The band While We Still Have Bodies (WWSHB) had an inspiring performance at underground Brooklyn venue 49 Shade on Thursday, August 10. On that humid evening, the place was packed with fans and musicians, a collection of people hungry for the cutting edge of the improvised music scene. The band is comprised of four forward-looking innovators on the scene who have been major figures on the Brooklyn scene: Michael Foster (saxophones, electronics) has emerged since 2012 as a bold artist leading his band, The Ghost, and co-leading New York Review of Cocksucking; Ben Gerstein (trombone, radio tuner, tape), an avant-garde legend since the late 1990s, a true visionary; Sean Ali (bass), an inventive free improviser with a unique sound; and Flin van Hemmen (percussion), a vastly under-appreciated player who plays all sides of the drums.

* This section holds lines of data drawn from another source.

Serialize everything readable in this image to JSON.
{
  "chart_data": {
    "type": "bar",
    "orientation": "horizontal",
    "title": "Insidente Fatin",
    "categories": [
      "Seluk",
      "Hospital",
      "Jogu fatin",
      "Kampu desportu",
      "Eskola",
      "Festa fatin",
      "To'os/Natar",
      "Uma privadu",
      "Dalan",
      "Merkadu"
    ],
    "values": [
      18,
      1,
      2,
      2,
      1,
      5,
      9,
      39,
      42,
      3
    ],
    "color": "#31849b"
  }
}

The band draws its name from a conversation between Foster and Ali about the urgency involved in making music “while we still have bodies.”
On this night they began by playing long airy notes as a way of calibrating their collective sound. Friction in the air, strings, the thin sound of cymbal, these all came, like out of the far corners of existence, moving towards a cosmic center. Then, as the collective wave rose, they began hitting and connecting with one another. Industrial screams, grating, the sound of contact between objects, the clang of metal on metal, of wood scraping across metal, of abrasion.
The aesthetic meeting place of WWSHB is in places and moments of dissonance. One to three band members create hollows for the others, then the remainder fill or cut across that space. The reason this band does this so well is that each member of the band can fill any role in the process due to their adept use of extended techniques. They aren’t afraid of accident, collision, spill, or overflow. It’s as if the hollowers set up the canvas for the others to throw paint at, then they shift roles, and the hollowers are now the paint throwers.
The hollows can come in sustained drones, long low open tones, slow booming strikes on drums, or deep slow-bowed bass which creates a collective buoyancy. Nobody is left behind, they stay afloat together, sustaining their musical organism. The players form the four limbs of the ensemble, each contributing to the survival of the whole. Foster, Gerstein, Ali, and van Hemmen are all masterful listeners both to themselves and their collaborators. They don’t have to dictate anything in advance because they hear each other so intently. Due to this, and their years of now playing together, While We Still Have Bodies manages to form profound narratives collectively in the moment like few other bands playing the scene today.